On estime l’espérance de vie des esclaves à 40 ans. A la fin du 18e siècle, le taux de mortalité se situait à 40 pour mille habitants à la Guadeloupe et 50 pour mille à la Martinique. A comparer avec les 34 pour mille en France métropolitaine pour la même période.

Désir de liberté

Il n’est donc pas étonnant que dans un tel système les esclaves aient la même aspiration : la liberté. Mais, les voies pour y arriver n’étaient pas simples. Le marronnage est le moyen le plus connu. Cette pratique était toutefois très marginale en Guadeloupe et en Martinique, notamment en raison de la faible superficie des deux îles.

Les révoltes n’ont pas connu plus de succès.

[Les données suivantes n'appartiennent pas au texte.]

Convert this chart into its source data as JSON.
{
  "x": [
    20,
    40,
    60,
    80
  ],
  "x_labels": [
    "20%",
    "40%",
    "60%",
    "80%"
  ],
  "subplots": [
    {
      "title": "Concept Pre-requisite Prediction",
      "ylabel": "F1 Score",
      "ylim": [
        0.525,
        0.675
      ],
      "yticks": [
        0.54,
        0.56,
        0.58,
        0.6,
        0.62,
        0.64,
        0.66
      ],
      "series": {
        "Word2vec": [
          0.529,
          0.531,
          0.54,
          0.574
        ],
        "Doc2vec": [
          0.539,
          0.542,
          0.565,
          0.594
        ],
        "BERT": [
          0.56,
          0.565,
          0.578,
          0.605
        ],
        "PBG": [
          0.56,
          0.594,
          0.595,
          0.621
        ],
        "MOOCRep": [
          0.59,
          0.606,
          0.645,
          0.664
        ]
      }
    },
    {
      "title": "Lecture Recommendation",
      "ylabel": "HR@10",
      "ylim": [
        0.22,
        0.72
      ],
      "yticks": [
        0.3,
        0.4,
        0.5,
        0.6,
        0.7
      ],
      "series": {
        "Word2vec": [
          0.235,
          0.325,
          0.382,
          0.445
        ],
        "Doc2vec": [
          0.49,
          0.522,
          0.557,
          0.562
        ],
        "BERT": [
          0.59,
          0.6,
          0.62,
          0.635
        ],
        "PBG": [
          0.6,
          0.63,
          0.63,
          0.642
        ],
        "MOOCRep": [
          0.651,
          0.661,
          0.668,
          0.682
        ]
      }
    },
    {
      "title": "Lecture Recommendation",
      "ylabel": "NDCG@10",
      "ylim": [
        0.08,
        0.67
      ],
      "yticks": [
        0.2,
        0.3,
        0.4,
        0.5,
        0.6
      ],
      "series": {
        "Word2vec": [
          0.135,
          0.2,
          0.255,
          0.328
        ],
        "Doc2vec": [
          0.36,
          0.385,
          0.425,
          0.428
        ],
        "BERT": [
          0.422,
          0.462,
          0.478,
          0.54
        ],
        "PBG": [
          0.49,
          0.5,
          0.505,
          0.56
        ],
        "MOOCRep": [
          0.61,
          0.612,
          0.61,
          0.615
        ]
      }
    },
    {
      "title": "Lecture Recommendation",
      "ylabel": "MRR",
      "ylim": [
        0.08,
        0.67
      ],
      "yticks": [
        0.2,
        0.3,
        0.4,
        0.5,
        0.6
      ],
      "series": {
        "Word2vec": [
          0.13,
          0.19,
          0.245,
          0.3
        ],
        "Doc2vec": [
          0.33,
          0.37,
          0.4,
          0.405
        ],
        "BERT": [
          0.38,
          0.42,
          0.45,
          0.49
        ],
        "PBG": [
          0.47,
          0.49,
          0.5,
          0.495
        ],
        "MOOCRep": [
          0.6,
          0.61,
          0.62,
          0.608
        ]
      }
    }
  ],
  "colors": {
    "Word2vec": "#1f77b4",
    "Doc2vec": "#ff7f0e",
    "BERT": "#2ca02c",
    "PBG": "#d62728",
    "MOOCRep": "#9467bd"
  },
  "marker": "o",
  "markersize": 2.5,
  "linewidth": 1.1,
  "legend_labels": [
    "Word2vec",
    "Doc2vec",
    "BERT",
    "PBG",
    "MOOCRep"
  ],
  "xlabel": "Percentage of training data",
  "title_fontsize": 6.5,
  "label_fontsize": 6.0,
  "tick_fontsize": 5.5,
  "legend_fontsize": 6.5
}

Elles ont toutes échoué. Saint-Domingue fait figure d’exception avec le soulèvement de 1791 à 1804 qui a entraîné l’indépendance de l’île et la création d’Haïti, première République noire. Dans les autres Antilles françaises, l’espoir était ailleurs.

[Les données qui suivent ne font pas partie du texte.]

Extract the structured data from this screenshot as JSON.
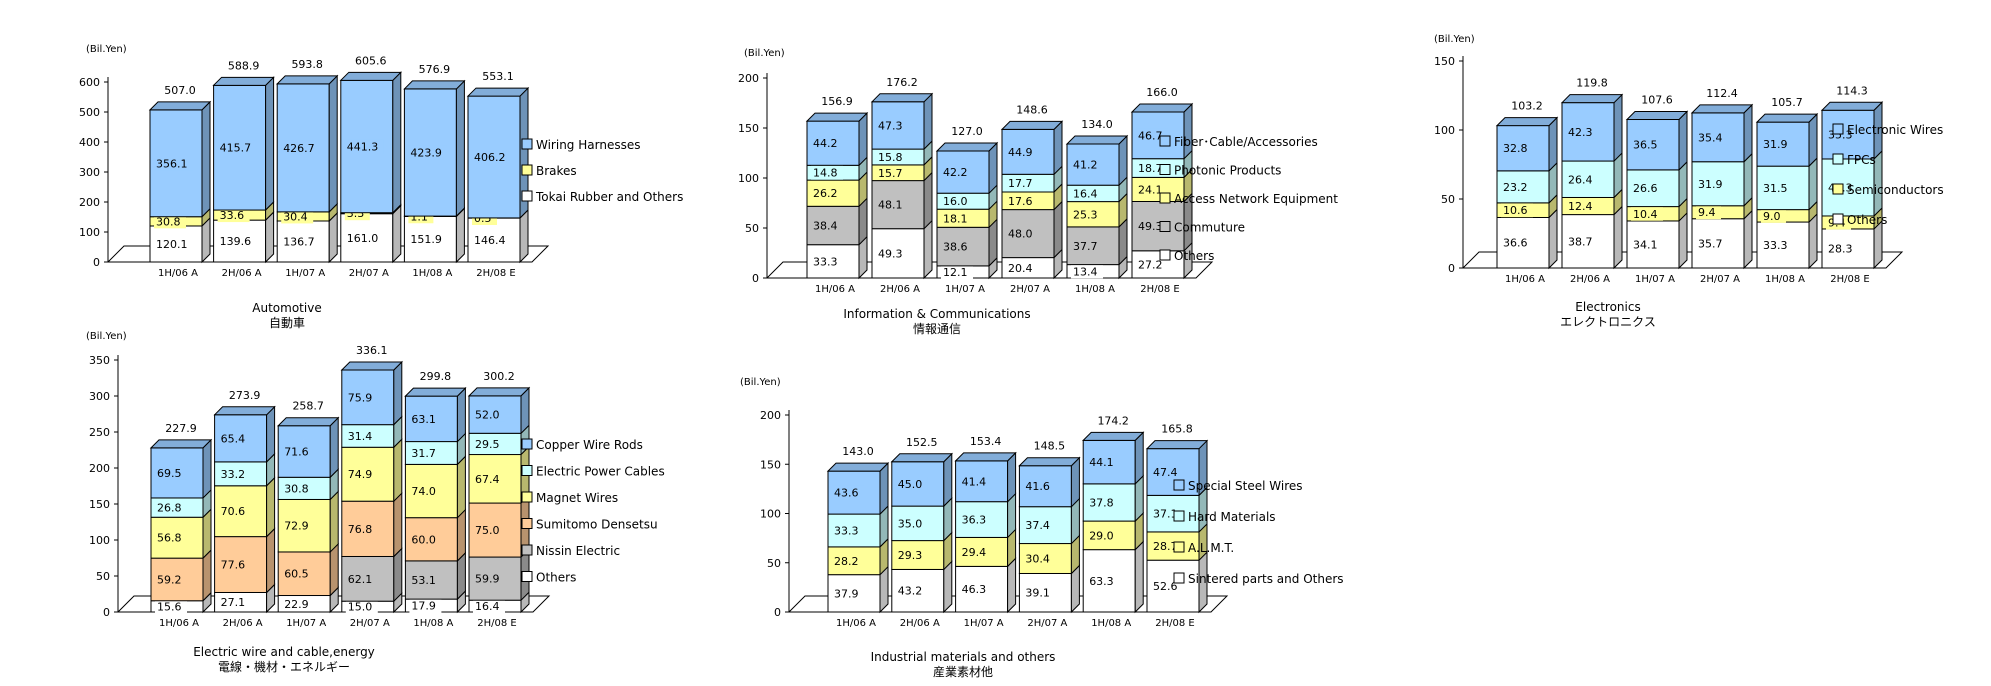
{
  "chart_data": [
    {
      "id": "automotive",
      "type": "bar",
      "stacked": true,
      "unit_label": "(Bil.Yen)",
      "title": "Automotive",
      "subtitle": "自動車",
      "categories": [
        "1H/06 A",
        "2H/06 A",
        "1H/07 A",
        "2H/07 A",
        "1H/08 A",
        "2H/08 E"
      ],
      "ylim": [
        0,
        600
      ],
      "yticks": [
        0,
        100,
        200,
        300,
        400,
        500,
        600
      ],
      "totals": [
        "507.0",
        "588.9",
        "593.8",
        "605.6",
        "576.9",
        "553.1"
      ],
      "series": [
        {
          "name": "Tokai Rubber and Others",
          "color": "#ffffff",
          "values": [
            120.1,
            139.6,
            136.7,
            161.0,
            151.9,
            146.4
          ],
          "labels": [
            "120.1",
            "139.6",
            "136.7",
            "161.0",
            "151.9",
            "146.4"
          ]
        },
        {
          "name": "Brakes",
          "color": "#ffff99",
          "values": [
            30.8,
            33.6,
            30.4,
            3.3,
            1.1,
            0.5
          ],
          "labels": [
            "30.8",
            "33.6",
            "30.4",
            "3.3",
            "1.1",
            "0.5"
          ]
        },
        {
          "name": "Wiring Harnesses",
          "color": "#99ccff",
          "values": [
            356.1,
            415.7,
            426.7,
            441.3,
            423.9,
            406.2
          ],
          "labels": [
            "356.1",
            "415.7",
            "426.7",
            "441.3",
            "423.9",
            "406.2"
          ]
        }
      ]
    },
    {
      "id": "info-comm",
      "type": "bar",
      "stacked": true,
      "unit_label": "(Bil.Yen)",
      "title": "Information & Communications",
      "subtitle": "情報通信",
      "categories": [
        "1H/06 A",
        "2H/06 A",
        "1H/07 A",
        "2H/07 A",
        "1H/08 A",
        "2H/08 E"
      ],
      "ylim": [
        0,
        200
      ],
      "yticks": [
        0,
        50,
        100,
        150,
        200
      ],
      "totals": [
        "156.9",
        "176.2",
        "127.0",
        "148.6",
        "134.0",
        "166.0"
      ],
      "series": [
        {
          "name": "Others",
          "color": "#ffffff",
          "values": [
            33.3,
            49.3,
            12.1,
            20.4,
            13.4,
            27.2
          ],
          "labels": [
            "33.3",
            "49.3",
            "12.1",
            "20.4",
            "13.4",
            "27.2"
          ]
        },
        {
          "name": "Commuture",
          "color": "#c0c0c0",
          "values": [
            38.4,
            48.1,
            38.6,
            48.0,
            37.7,
            49.3
          ],
          "labels": [
            "38.4",
            "48.1",
            "38.6",
            "48.0",
            "37.7",
            "49.3"
          ]
        },
        {
          "name": "Access Network Equipment",
          "color": "#ffff99",
          "values": [
            26.2,
            15.7,
            18.1,
            17.6,
            25.3,
            24.1
          ],
          "labels": [
            "26.2",
            "15.7",
            "18.1",
            "17.6",
            "25.3",
            "24.1"
          ]
        },
        {
          "name": "Photonic Products",
          "color": "#ccffff",
          "values": [
            14.8,
            15.8,
            16.0,
            17.7,
            16.4,
            18.7
          ],
          "labels": [
            "14.8",
            "15.8",
            "16.0",
            "17.7",
            "16.4",
            "18.7"
          ]
        },
        {
          "name": "Fiber･Cable/Accessories",
          "color": "#99ccff",
          "values": [
            44.2,
            47.3,
            42.2,
            44.9,
            41.2,
            46.7
          ],
          "labels": [
            "44.2",
            "47.3",
            "42.2",
            "44.9",
            "41.2",
            "46.7"
          ]
        }
      ]
    },
    {
      "id": "electronics",
      "type": "bar",
      "stacked": true,
      "unit_label": "(Bil.Yen)",
      "title": "Electronics",
      "subtitle": "エレクトロニクス",
      "categories": [
        "1H/06 A",
        "2H/06 A",
        "1H/07 A",
        "2H/07 A",
        "1H/08 A",
        "2H/08 E"
      ],
      "ylim": [
        0,
        150
      ],
      "yticks": [
        0,
        50,
        100,
        150
      ],
      "totals": [
        "103.2",
        "119.8",
        "107.6",
        "112.4",
        "105.7",
        "114.3"
      ],
      "series": [
        {
          "name": "Others",
          "color": "#ffffff",
          "values": [
            36.6,
            38.7,
            34.1,
            35.7,
            33.3,
            28.3
          ],
          "labels": [
            "36.6",
            "38.7",
            "34.1",
            "35.7",
            "33.3",
            "28.3"
          ]
        },
        {
          "name": "Semiconductors",
          "color": "#ffff99",
          "values": [
            10.6,
            12.4,
            10.4,
            9.4,
            9.0,
            9.4
          ],
          "labels": [
            "10.6",
            "12.4",
            "10.4",
            "9.4",
            "9.0",
            "9.4"
          ]
        },
        {
          "name": "FPCs",
          "color": "#ccffff",
          "values": [
            23.2,
            26.4,
            26.6,
            31.9,
            31.5,
            41.3
          ],
          "labels": [
            "23.2",
            "26.4",
            "26.6",
            "31.9",
            "31.5",
            "41.3"
          ]
        },
        {
          "name": "Electronic Wires",
          "color": "#99ccff",
          "values": [
            32.8,
            42.3,
            36.5,
            35.4,
            31.9,
            35.3
          ],
          "labels": [
            "32.8",
            "42.3",
            "36.5",
            "35.4",
            "31.9",
            "35.3"
          ]
        }
      ]
    },
    {
      "id": "electric-wire",
      "type": "bar",
      "stacked": true,
      "unit_label": "(Bil.Yen)",
      "title": "Electric wire and cable,energy",
      "subtitle": "電線・機材・エネルギー",
      "categories": [
        "1H/06 A",
        "2H/06 A",
        "1H/07 A",
        "2H/07 A",
        "1H/08 A",
        "2H/08 E"
      ],
      "ylim": [
        0,
        350
      ],
      "yticks": [
        0,
        50,
        100,
        150,
        200,
        250,
        300,
        350
      ],
      "totals": [
        "227.9",
        "273.9",
        "258.7",
        "336.1",
        "299.8",
        "300.2"
      ],
      "series": [
        {
          "name": "Others",
          "color": "#ffffff",
          "values": [
            15.6,
            27.1,
            22.9,
            15.0,
            17.9,
            16.4
          ],
          "labels": [
            "15.6",
            "27.1",
            "22.9",
            "15.0",
            "17.9",
            "16.4"
          ]
        },
        {
          "name": "Nissin Electric",
          "color": "#c0c0c0",
          "values": [
            0,
            0,
            0,
            62.1,
            53.1,
            59.9
          ],
          "labels": [
            "",
            "",
            "",
            "62.1",
            "53.1",
            "59.9"
          ]
        },
        {
          "name": "Sumitomo Densetsu",
          "color": "#ffcc99",
          "values": [
            59.2,
            77.6,
            60.5,
            76.8,
            60.0,
            75.0
          ],
          "labels": [
            "59.2",
            "77.6",
            "60.5",
            "76.8",
            "60.0",
            "75.0"
          ]
        },
        {
          "name": "Magnet Wires",
          "color": "#ffff99",
          "values": [
            56.8,
            70.6,
            72.9,
            74.9,
            74.0,
            67.4
          ],
          "labels": [
            "56.8",
            "70.6",
            "72.9",
            "74.9",
            "74.0",
            "67.4"
          ]
        },
        {
          "name": "Electric Power Cables",
          "color": "#ccffff",
          "values": [
            26.8,
            33.2,
            30.8,
            31.4,
            31.7,
            29.5
          ],
          "labels": [
            "26.8",
            "33.2",
            "30.8",
            "31.4",
            "31.7",
            "29.5"
          ]
        },
        {
          "name": "Copper Wire Rods",
          "color": "#99ccff",
          "values": [
            69.5,
            65.4,
            71.6,
            75.9,
            63.1,
            52.0
          ],
          "labels": [
            "69.5",
            "65.4",
            "71.6",
            "75.9",
            "63.1",
            "52.0"
          ]
        }
      ]
    },
    {
      "id": "industrial",
      "type": "bar",
      "stacked": true,
      "unit_label": "(Bil.Yen)",
      "title": "Industrial materials and others",
      "subtitle": "産業素材他",
      "categories": [
        "1H/06 A",
        "2H/06 A",
        "1H/07 A",
        "2H/07 A",
        "1H/08 A",
        "2H/08 E"
      ],
      "ylim": [
        0,
        200
      ],
      "yticks": [
        0,
        50,
        100,
        150,
        200
      ],
      "totals": [
        "143.0",
        "152.5",
        "153.4",
        "148.5",
        "174.2",
        "165.8"
      ],
      "series": [
        {
          "name": "Sintered parts and Others",
          "color": "#ffffff",
          "values": [
            37.9,
            43.2,
            46.3,
            39.1,
            63.3,
            52.6
          ],
          "labels": [
            "37.9",
            "43.2",
            "46.3",
            "39.1",
            "63.3",
            "52.6"
          ]
        },
        {
          "name": "A.L.M.T.",
          "color": "#ffff99",
          "values": [
            28.2,
            29.3,
            29.4,
            30.4,
            29.0,
            28.7
          ],
          "labels": [
            "28.2",
            "29.3",
            "29.4",
            "30.4",
            "29.0",
            "28.7"
          ]
        },
        {
          "name": "Hard Materials",
          "color": "#ccffff",
          "values": [
            33.3,
            35.0,
            36.3,
            37.4,
            37.8,
            37.1
          ],
          "labels": [
            "33.3",
            "35.0",
            "36.3",
            "37.4",
            "37.8",
            "37.1"
          ]
        },
        {
          "name": "Special Steel Wires",
          "color": "#99ccff",
          "values": [
            43.6,
            45.0,
            41.4,
            41.6,
            44.1,
            47.4
          ],
          "labels": [
            "43.6",
            "45.0",
            "41.4",
            "41.6",
            "44.1",
            "47.4"
          ]
        }
      ]
    }
  ]
}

Nombreux sont les esclaves qui espéraient être affranchis par leurs maîtres en récompense de bons et loyaux services. D’autres comptaient sur la voie du métissage pour quitter la malédiction de l’esclavage, et d’autres encore tentaient d’amasser un pécule en vue de racheter leur liberté.

Il existait aussi des cas de la « liberté savanne », des esclaves libres de fait, à la suite d’un marronnage ou encore parce que leur ancien maître rechignait à payer le notaire pour leur accorder la liberté sur le papier.

Nos aïeux

« Nos aïeux esclaves ont vécu une vie de labeur difficile et déshumanisante », conclura Franck Salin. Un système reposant sur le contrôle social et la division. Et Frankito d’aller plus loin dans son exposé en demandant à l’assistance visiblement passionnée, qu’est-ce qu’il est advenu, après deux siècles d’esclavage, de ces hommes et de ces femmes que la France à libérés.

La question reste ouverte. Une partie de la réponse nous sera certainement apportée lors de la prochaine conférence sur la saga familiale des Gordien et Colin, présentée par le Dr Emmanuel Gordien, intitulée : « Comment j’ai retrouvé mon aïeul esclave ». Un exposé qui nous montrera que les esclaves, nos arrière-grands-parents, sont vraiment très proches de nous."